Logically enough, Room 237 also requires replay and interpretation, and the film tells explicitly from the get-go that it’s leaving behind its own clues. There is a clear sign of that at the beginning—or rather a sign that makes clear the movie is making signs.  The word “Europe” is superimposed over a scene taken from Eyes Wide Shut where Tom Cruise stands in front of a theatre. That scene is of course supposed to take place in New York, but Eyes Wide Shut was almost entirely shot in England. Is Room 237 cheating on the viewer or telling an inner truth? Cruise goes into a place which looks more like a cabaret than a theatre, seemingly to attend a screening of The Shining—he’s being used as a surrogate for one of the film’s narrators. When he emerges he’s literally turned into Robert Redford from All the President’s Men (1976).
But in the meantime, the voiceover says that while watching The Shining, the narrator grabbed the theatre seat with his right hand. But we see a guy (neither Cruise nor Redford) grabbing a theatre seat with his left hand. Then, Redford transforms into Cruise again, and the voiceover says that he sat in the left back seat of his car, but Cruise is sitting on the right. Maybe these confusions between left and right and shifting identities have to do with mirrors, and Room 237 is mirroring The Shining, which has something to do with mirrors. That opening scene can be thought of as a parody, but also as an homage to seeming continuity mistakes that riddle The Shining, despite—or perhaps owing to—Kubrick’s propensity for dozens of takes. These little errors are more apparent since we’ve been able to watch films on computers, and they function as openings for strange explanations to sneak into a movie. Cinema is no longer solid, but rather like Swiss cheese, full of those holes through which potentially endless interpretation flows.

In a way Room 237 is a joke. But it’s more accurate to say that Ascher is having fun and inviting the viewer to have fun, as well. Of course there is something humorous about it, as there is something humorous and silly in the theory from one of the film’s subjects, Jay Weidner, stating that Kubrick secretly worked for NASA faking the Apollo 11 landing.
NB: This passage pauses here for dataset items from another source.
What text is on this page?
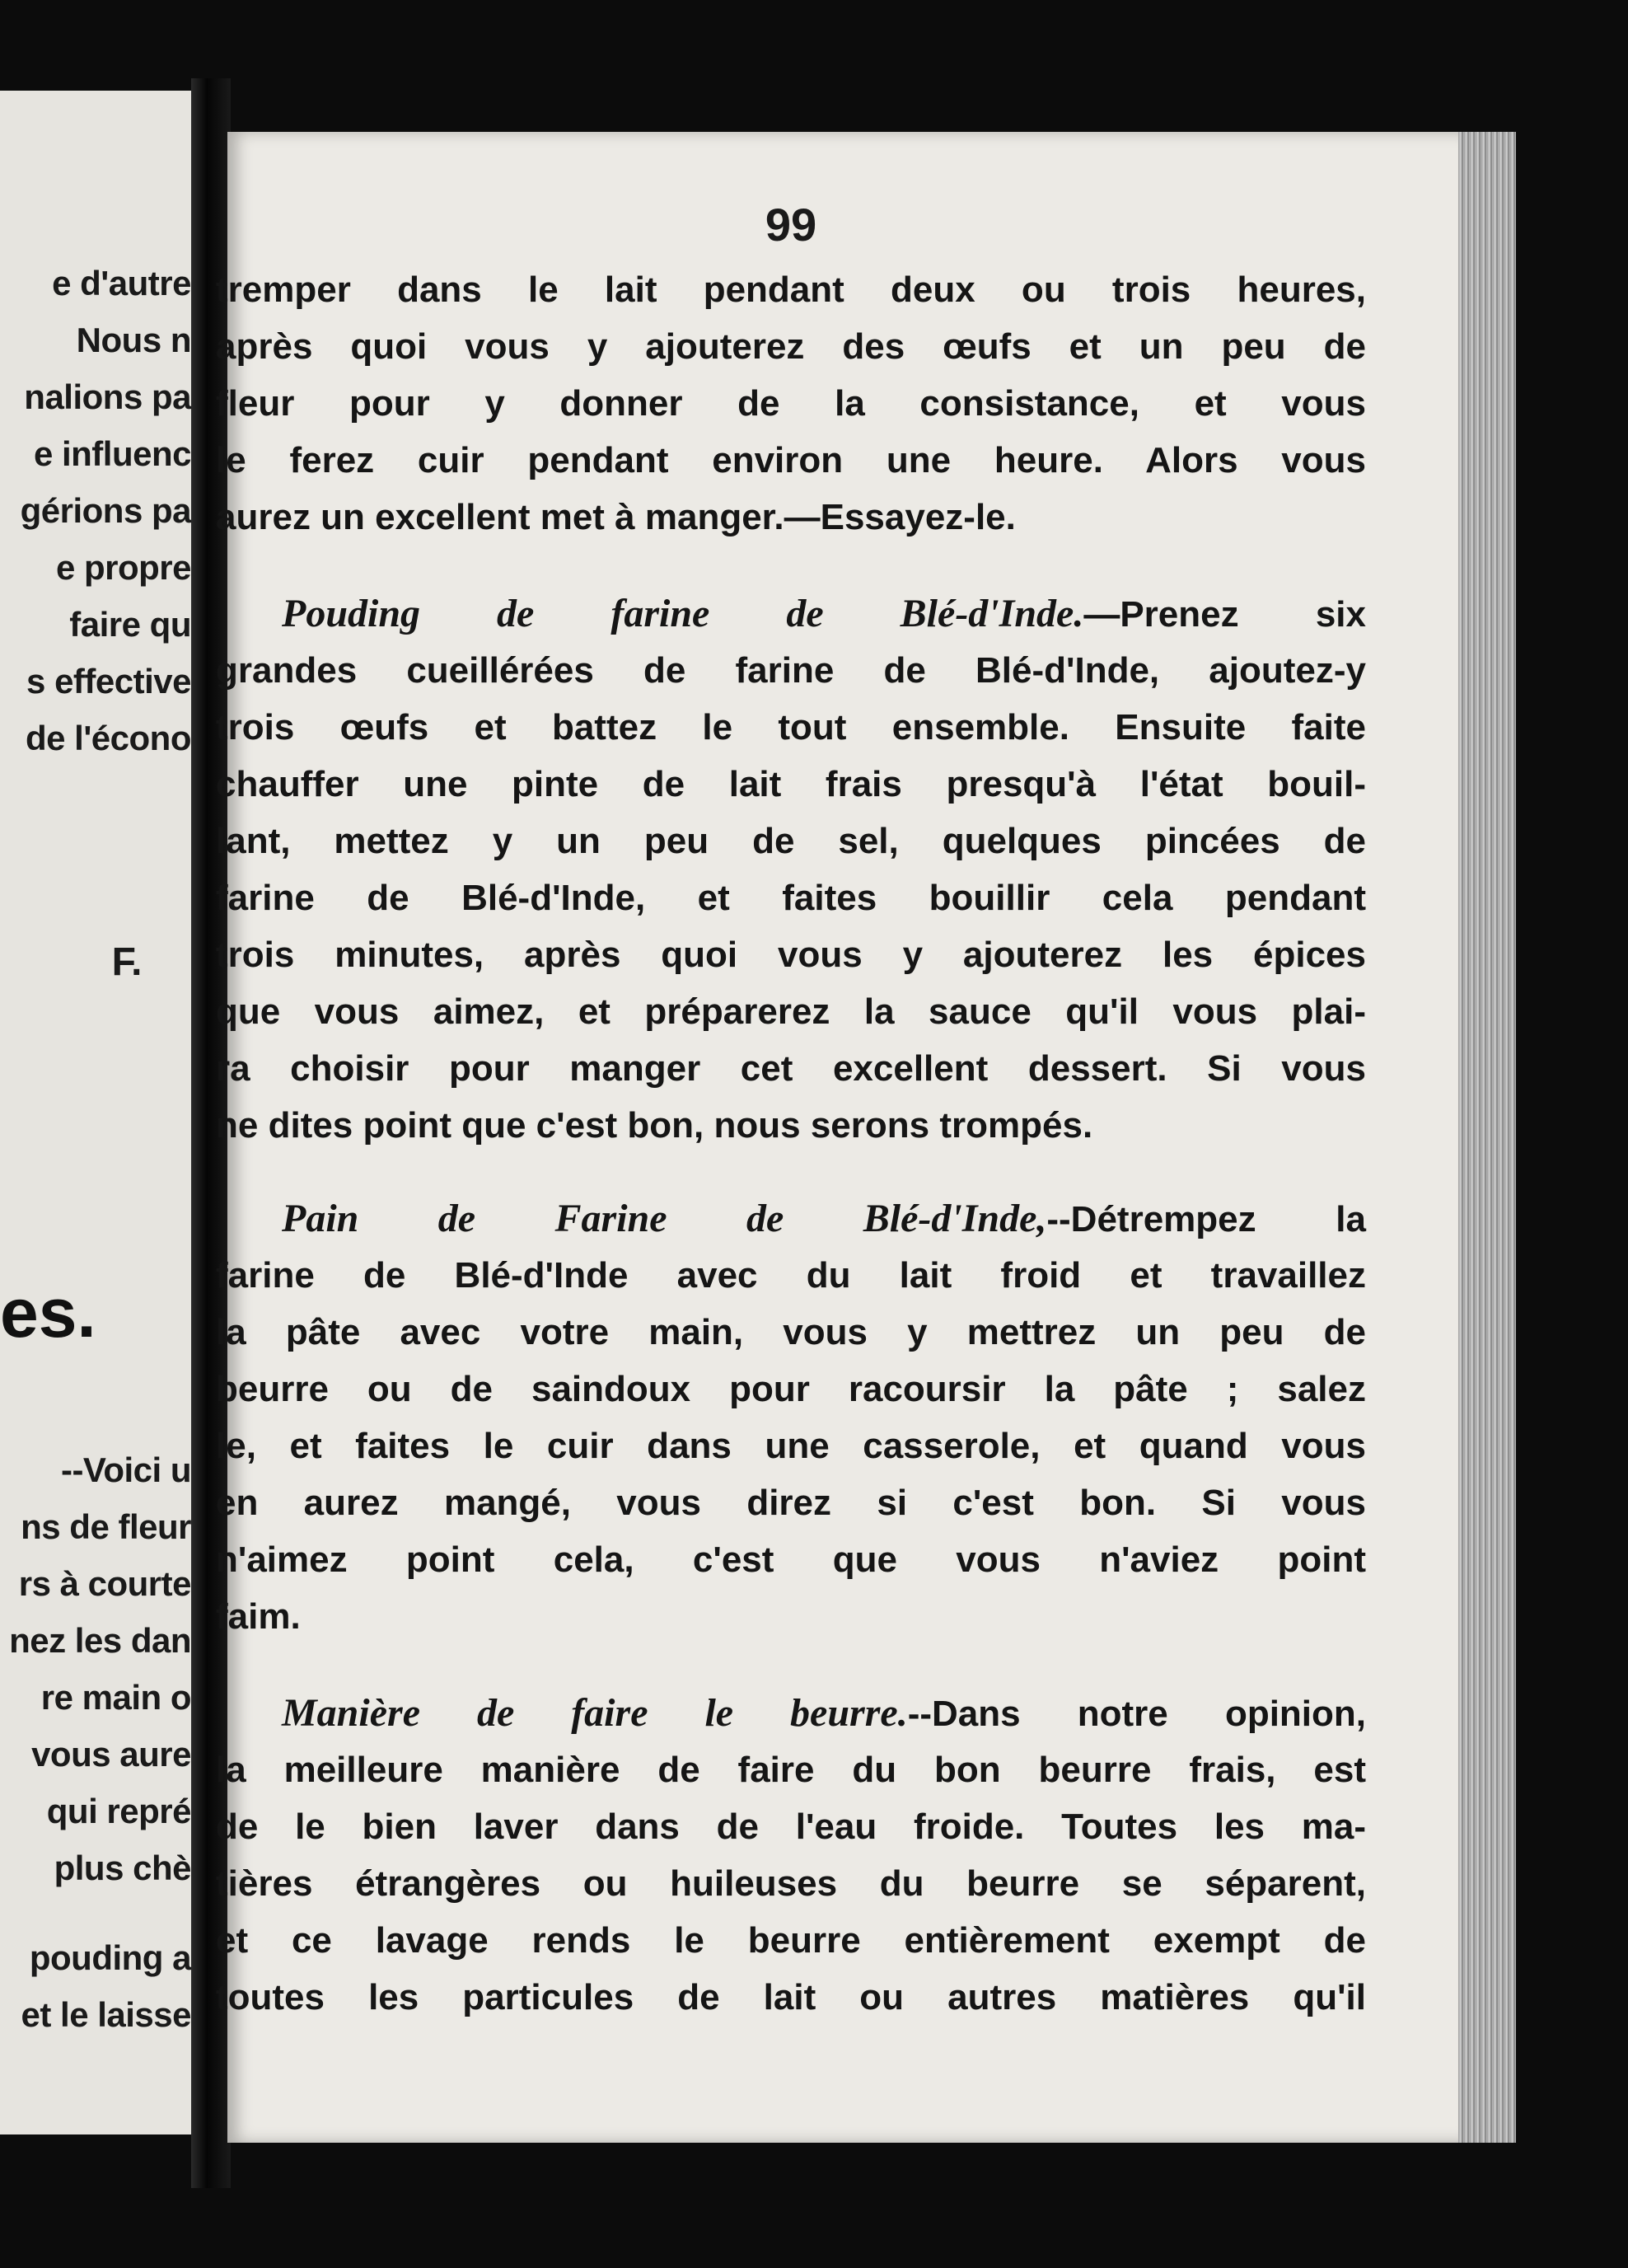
e d'autre
Nous n
nalions pa
e influenc
gérions pa
e propre
faire qu
s effective
de l'écono
F.
es.
--Voici u
ns de fleur
rs à courte
nez les dan
re main o
vous aure
qui repré
plus chè
pouding a
et le laisse
99
tremper dans le lait pendant deux ou trois heures,
après quoi vous y ajouterez des œufs et un peu de
fleur pour y donner de la consistance, et vous
le ferez cuir pendant environ une heure. Alors vous
aurez un excellent met à manger.—Essayez-le.
Pouding de farine de Blé-d'Inde.—Prenez six
grandes cueillérées de farine de Blé-d'Inde, ajoutez-y
trois œufs et battez le tout ensemble. Ensuite faite
chauffer une pinte de lait frais presqu'à l'état bouil-
lant, mettez y un peu de sel, quelques pincées de
farine de Blé-d'Inde, et faites bouillir cela pendant
trois minutes, après quoi vous y ajouterez les épices
que vous aimez, et préparerez la sauce qu'il vous plai-
ra choisir pour manger cet excellent dessert. Si vous
ne dites point que c'est bon, nous serons trompés.
Pain de Farine de Blé-d'Inde,--Détrempez la
farine de Blé-d'Inde avec du lait froid et travaillez
la pâte avec votre main, vous y mettrez un peu de
beurre ou de saindoux pour racoursir la pâte ; salez
le, et faites le cuir dans une casserole, et quand vous
en aurez mangé, vous direz si c'est bon. Si vous
n'aimez point cela, c'est que vous n'aviez point
faim.
Manière de faire le beurre.--Dans notre opinion,
la meilleure manière de faire du bon beurre frais, est
de le bien laver dans de l'eau froide. Toutes les ma-
tières étrangères ou huileuses du beurre se séparent,
et ce lavage rends le beurre entièrement exempt de
toutes les particules de lait ou autres matières qu'il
Unless he’s also a fabrication, somebody called “Jay Weidner” has been insisting on this point for years (thanks to the Web, we don’t even know if people are real any more; in the film, Weidner only exists as a voice on the soundtrack).  But when Room 237 illustrates that Danny wears a sweater with an Apollo 11 theme—and is shown in one shot, outside room 237, “blasting off” as he rises to stand—the idea starts to sound plausible. And thus the other theories and their demonstrations via photograms and scenes that refer to the mass killing of Native Americans, the Holocaust, and especially the idea that The Shining is about “pastness”—the unavoidable impingement of the past on the present—look not only plausible but rather convincing. The manipulation of the film material, the juggling of meanings, the associations connecting truth, memory, and film in Room 237 add up to something very enjoyable, as a kind of a fresh pleasure in film viewing, which is not exactly the same as the essay-film format, nor the usual patchwork in the found-footage genre. Made with no clear tradition behind it, Room 237 invites us to a dance with a cinema that is daring and free.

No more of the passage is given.